I've Got Seoul

From 6 April
Changing of the Guards at Gyeongbokgung - April 2012


Some places evoke certain colors. Bali is green, with more shades than one could hope to count or name. Tanzania, in my mind's eye, is a patchwork of earthy browns from the countryside shambas to the the seas of dried grasses in Ruaha. Seoul is another such place and it is gray. It is the color of concrete and of construction. It is the hue of modernity, sleek and ambivalent. It is the somber tone of a late-winter sky against which the buds of spring are preparing to burst forth.


Admittedly such colorscapes are limited and change over time. Were one to travel to central Tanzania in January instead of July one would witness a riot of color that accompanies the rainy season and the restoration of life.
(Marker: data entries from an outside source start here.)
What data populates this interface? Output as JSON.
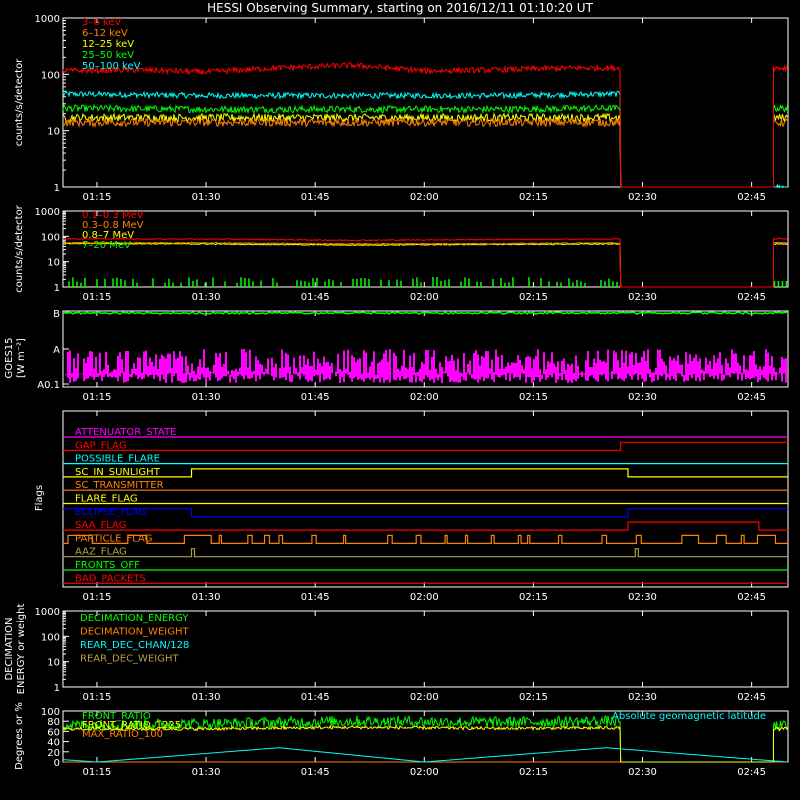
{
  "title": "HESSI Observing Summary, starting on 2016/12/11 01:10:20 UT",
  "time_ticks": [
    "01:15",
    "01:30",
    "01:45",
    "02:00",
    "02:15",
    "02:30",
    "02:45"
  ],
  "colors": {
    "red": "#ff0000",
    "orange": "#ff8000",
    "yellow": "#ffff00",
    "green": "#00ff00",
    "cyan": "#00ffff",
    "magenta": "#ff00ff",
    "blue": "#0000ff",
    "olive": "#b0a040",
    "white": "#ffffff"
  },
  "chart_data": [
    {
      "id": "panel1",
      "type": "line",
      "ylabel": "counts/s/detector",
      "ytick_labels": [
        "1",
        "10",
        "100",
        "1000"
      ],
      "y_scale": "log",
      "ylim": [
        1,
        1000
      ],
      "xlim": [
        "01:10:20",
        "02:50:00"
      ],
      "data_gap": [
        "02:27",
        "02:48"
      ],
      "series": [
        {
          "name": "3–6 keV",
          "color": "#ff0000",
          "x": [
            "01:10",
            "01:20",
            "01:30",
            "01:40",
            "01:50",
            "02:00",
            "02:10",
            "02:20",
            "02:27"
          ],
          "y": [
            115,
            120,
            110,
            130,
            145,
            115,
            120,
            130,
            130
          ],
          "after_gap": 130
        },
        {
          "name": "6–12 keV",
          "color": "#ff8000",
          "x": [
            "01:10",
            "01:30",
            "01:50",
            "02:10",
            "02:27"
          ],
          "y": [
            14,
            14,
            14,
            14,
            14
          ],
          "after_gap": 14
        },
        {
          "name": "12–25 keV",
          "color": "#ffff00",
          "x": [
            "01:10",
            "01:30",
            "01:50",
            "02:10",
            "02:27"
          ],
          "y": [
            17,
            17,
            17,
            17,
            17
          ],
          "after_gap": 17
        },
        {
          "name": "25–50 keV",
          "color": "#00ff00",
          "x": [
            "01:10",
            "01:30",
            "01:50",
            "02:10",
            "02:27"
          ],
          "y": [
            25,
            24,
            24,
            24,
            25
          ],
          "after_gap": 25
        },
        {
          "name": "50–100 keV",
          "color": "#00ffff",
          "x": [
            "01:10",
            "01:30",
            "01:50",
            "02:10",
            "02:27"
          ],
          "y": [
            45,
            42,
            42,
            42,
            45
          ],
          "after_gap": 1
        }
      ]
    },
    {
      "id": "panel2",
      "type": "line",
      "ylabel": "counts/s/detector",
      "ytick_labels": [
        "1",
        "10",
        "100",
        "1000"
      ],
      "y_scale": "log",
      "ylim": [
        1,
        1000
      ],
      "data_gap": [
        "02:27",
        "02:48"
      ],
      "series": [
        {
          "name": "0.1–0.3 MeV",
          "color": "#ff0000",
          "x": [
            "01:10",
            "01:30",
            "01:50",
            "02:10",
            "02:27"
          ],
          "y": [
            80,
            78,
            70,
            75,
            78
          ],
          "after_gap": 80
        },
        {
          "name": "0.3–0.8 MeV",
          "color": "#ff8000",
          "x": [
            "01:10",
            "01:30",
            "01:50",
            "02:10",
            "02:27"
          ],
          "y": [
            55,
            55,
            50,
            52,
            55
          ],
          "after_gap": 55
        },
        {
          "name": "0.8–7 MeV",
          "color": "#ffff00",
          "x": [
            "01:10",
            "01:30",
            "01:50",
            "02:10",
            "02:27"
          ],
          "y": [
            52,
            50,
            45,
            48,
            50
          ],
          "after_gap": 50
        },
        {
          "name": "7–20 MeV",
          "color": "#00ff00",
          "x": [
            "01:10",
            "01:30",
            "01:50",
            "02:10",
            "02:27"
          ],
          "y": [
            1,
            1,
            1,
            1,
            1
          ],
          "after_gap": 1
        }
      ]
    },
    {
      "id": "panel3",
      "type": "line",
      "ylabel": "GOES15",
      "ylabel_unit": "[W m⁻²]",
      "ytick_labels": [
        "A0.1",
        "A",
        "B"
      ],
      "series": [
        {
          "name": "GOES long",
          "color": "#00ff00",
          "level": "B"
        },
        {
          "name": "GOES short",
          "color": "#ff00ff",
          "level": "A0.1–A"
        }
      ]
    },
    {
      "id": "flags",
      "type": "line",
      "ylabel": "Flags",
      "flags": [
        {
          "name": "ATTENUATOR_STATE",
          "color": "#ff00ff",
          "state": "off"
        },
        {
          "name": "GAP_FLAG",
          "color": "#ff0000",
          "state": "on from 02:27"
        },
        {
          "name": "POSSIBLE_FLARE",
          "color": "#00ffff",
          "state": "off"
        },
        {
          "name": "SC_IN_SUNLIGHT",
          "color": "#ffff00",
          "state": "on 01:28–02:28"
        },
        {
          "name": "SC_TRANSMITTER",
          "color": "#ff8000",
          "state": "off"
        },
        {
          "name": "FLARE_FLAG",
          "color": "#ffff00",
          "state": "off"
        },
        {
          "name": "ECLIPSE_FLAG",
          "color": "#0000ff",
          "state": "on before 01:28 and after 02:28"
        },
        {
          "name": "SAA_FLAG",
          "color": "#ff0000",
          "state": "on 02:28–02:46"
        },
        {
          "name": "PARTICLE_FLAG",
          "color": "#ff8000",
          "state": "intermittent"
        },
        {
          "name": "AAZ_FLAG",
          "color": "#b0a040",
          "state": "brief pulses"
        },
        {
          "name": "FRONTS_OFF",
          "color": "#00ff00",
          "state": "off"
        },
        {
          "name": "BAD_PACKETS",
          "color": "#ff0000",
          "state": "off"
        }
      ]
    },
    {
      "id": "decimation",
      "type": "line",
      "ylabel_lines": [
        "DECIMATION",
        "ENERGY or weight"
      ],
      "ytick_labels": [
        "1",
        "10",
        "100",
        "1000"
      ],
      "y_scale": "log",
      "ylim": [
        1,
        1000
      ],
      "series": [
        {
          "name": "DECIMATION_ENERGY",
          "color": "#00ff00"
        },
        {
          "name": "DECIMATION_WEIGHT",
          "color": "#ff8000"
        },
        {
          "name": "REAR_DEC_CHAN/128",
          "color": "#00ffff"
        },
        {
          "name": "REAR_DEC_WEIGHT",
          "color": "#b0a040"
        }
      ]
    },
    {
      "id": "ratio",
      "type": "line",
      "ylabel": "Degrees or %",
      "ytick_labels": [
        "0",
        "20",
        "40",
        "60",
        "80",
        "100"
      ],
      "ylim": [
        0,
        100
      ],
      "annotation": "Absolute geomagnetic latitude",
      "series": [
        {
          "name": "FRONT_RATIO",
          "color": "#00ff00",
          "x": [
            "01:10",
            "01:30",
            "01:50",
            "02:10",
            "02:27"
          ],
          "y": [
            72,
            75,
            80,
            78,
            80
          ],
          "after_gap": 70
        },
        {
          "name": "FRONT_RATIO_1225",
          "color": "#ffff00",
          "x": [
            "01:10",
            "01:30",
            "01:50",
            "02:10",
            "02:27"
          ],
          "y": [
            65,
            65,
            68,
            66,
            67
          ],
          "after_gap": 65
        },
        {
          "name": "MAX_RATIO_100",
          "color": "#ff8000",
          "x": [
            "01:10",
            "01:30",
            "01:50",
            "02:10",
            "02:27"
          ],
          "y": [
            0,
            0,
            0,
            0,
            0
          ],
          "after_gap": 0
        },
        {
          "name": "Absolute geomagnetic latitude",
          "color": "#00ffff",
          "x": [
            "01:10",
            "01:15",
            "01:40",
            "02:00",
            "02:25",
            "02:50"
          ],
          "y": [
            5,
            0,
            28,
            0,
            28,
            0
          ]
        }
      ]
    }
  ]
}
To sum up Seoul, a megacity of some 10 million people, as 'gray' based on 6 hours of exploration on some idle Thursday is, perhaps, a bit unfair - and yet it seems to fit.


Flying from Kota Kinabalu to Los Angeles, the most direct (and affordable) routing passes through Seoul's Incheon Airport, my favorite airport in the world. While lacking the flash of Singapore and Hong Kong, Incheon's efficiency and thoughtful simplicity are beautiful. In a word, I'd describe transit there as soothing - not a phrase I often think of when it comes to air travel. As pleasant as the airport may be, I had a ten-hour layover this time around and itchy feet to check out the town.
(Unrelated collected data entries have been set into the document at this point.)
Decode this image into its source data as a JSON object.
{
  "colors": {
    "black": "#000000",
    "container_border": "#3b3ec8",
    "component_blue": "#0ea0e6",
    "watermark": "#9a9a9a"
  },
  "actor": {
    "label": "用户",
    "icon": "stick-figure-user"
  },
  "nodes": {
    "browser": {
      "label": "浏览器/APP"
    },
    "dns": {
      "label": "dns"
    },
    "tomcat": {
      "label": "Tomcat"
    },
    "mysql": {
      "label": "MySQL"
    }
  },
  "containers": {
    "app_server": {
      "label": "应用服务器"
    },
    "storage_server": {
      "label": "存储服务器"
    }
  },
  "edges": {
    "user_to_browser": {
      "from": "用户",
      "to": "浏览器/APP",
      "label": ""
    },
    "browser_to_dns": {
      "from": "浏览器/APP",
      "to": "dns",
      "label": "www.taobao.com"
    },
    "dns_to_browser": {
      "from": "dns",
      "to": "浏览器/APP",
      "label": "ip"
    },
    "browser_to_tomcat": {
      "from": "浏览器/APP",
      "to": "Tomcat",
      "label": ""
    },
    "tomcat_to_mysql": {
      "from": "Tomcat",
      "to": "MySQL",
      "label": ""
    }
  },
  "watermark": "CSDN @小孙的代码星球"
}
The flight from KK got in around 6am and by 8am I was through immigration and on an express train into the city. An hour later I was at Seoul Central navigating the morning rush and making my way to the subway. Being a sucker for old buildings and fresh air, my destination was Gyeongbokgung Palace. I arrived in time for the changing of the guards - an hourly pageant involving drums and horns and flags and lots of marching meant to evoke the glory days of the Joseon Dynasty that called this Grand Palace home. Touristy? Yes. An interesting way to start the day? For sure.


Wandering through the rest of the palace I was reminded a lot of my visit to China a year ago. The layout of the complex, with its series of courtyards and pavilions was reminiscent of the Imperial Palace/Forbidden City. Smaller in scale, the architecture of the Gyeongbokgung reflects the muted sensibilities of Seoul in contrast to the intensity of Beijing. Bright reds and golds and elaborate carvings are eschewed in favor of earth tones and, again, simplicity.
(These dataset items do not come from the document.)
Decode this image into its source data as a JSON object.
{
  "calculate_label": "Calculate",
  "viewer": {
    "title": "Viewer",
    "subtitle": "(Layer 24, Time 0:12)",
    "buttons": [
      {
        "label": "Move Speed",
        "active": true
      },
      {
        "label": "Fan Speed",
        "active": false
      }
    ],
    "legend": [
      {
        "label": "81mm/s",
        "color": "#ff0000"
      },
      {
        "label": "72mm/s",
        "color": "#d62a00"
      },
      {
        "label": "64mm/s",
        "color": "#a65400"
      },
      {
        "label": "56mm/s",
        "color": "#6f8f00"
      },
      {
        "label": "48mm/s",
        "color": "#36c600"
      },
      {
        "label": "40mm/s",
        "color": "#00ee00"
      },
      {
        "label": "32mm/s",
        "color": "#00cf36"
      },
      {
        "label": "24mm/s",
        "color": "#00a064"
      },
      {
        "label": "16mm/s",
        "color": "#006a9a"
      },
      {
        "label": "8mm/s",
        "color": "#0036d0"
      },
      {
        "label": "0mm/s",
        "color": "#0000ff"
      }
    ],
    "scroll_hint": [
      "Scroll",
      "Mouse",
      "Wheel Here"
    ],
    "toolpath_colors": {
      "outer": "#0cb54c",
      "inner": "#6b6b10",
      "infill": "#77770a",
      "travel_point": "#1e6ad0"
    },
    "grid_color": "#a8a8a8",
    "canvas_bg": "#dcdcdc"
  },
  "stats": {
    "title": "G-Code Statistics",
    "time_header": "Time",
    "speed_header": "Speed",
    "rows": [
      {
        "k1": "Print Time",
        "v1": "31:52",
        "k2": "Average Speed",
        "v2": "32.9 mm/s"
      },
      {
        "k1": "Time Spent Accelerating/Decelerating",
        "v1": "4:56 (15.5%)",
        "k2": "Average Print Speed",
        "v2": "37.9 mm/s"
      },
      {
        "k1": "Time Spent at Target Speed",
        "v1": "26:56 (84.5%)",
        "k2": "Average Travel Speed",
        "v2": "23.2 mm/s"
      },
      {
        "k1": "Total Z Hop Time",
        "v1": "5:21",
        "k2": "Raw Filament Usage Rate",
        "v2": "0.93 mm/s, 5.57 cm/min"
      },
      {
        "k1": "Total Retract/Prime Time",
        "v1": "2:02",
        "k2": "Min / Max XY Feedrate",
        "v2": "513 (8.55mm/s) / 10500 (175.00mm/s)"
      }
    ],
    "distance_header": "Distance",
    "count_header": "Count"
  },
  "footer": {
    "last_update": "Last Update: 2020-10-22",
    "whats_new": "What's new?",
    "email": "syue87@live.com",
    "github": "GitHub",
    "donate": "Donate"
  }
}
From Gyeongbokgung, I made my way South, walking along a broad boulevard past another palace, gardens, and business districts. Around 1pm I was back at Seoul Central where I had a quick bite to eat before hopping on a train out to the airport for a (free!) shower and a brief rest before my flight across the Pacific. With a full day of walking and sunshine behind me, I slept soundly all the way to LA.


As I cross back and forth between the North America and Southeast Asia in the years to come, I look forward to spending more time in Seoul. Having just scratched its understated exterior, I imagine there is quite a bit more to explore beneath its surface. Also, I've developed a liking for kimchi.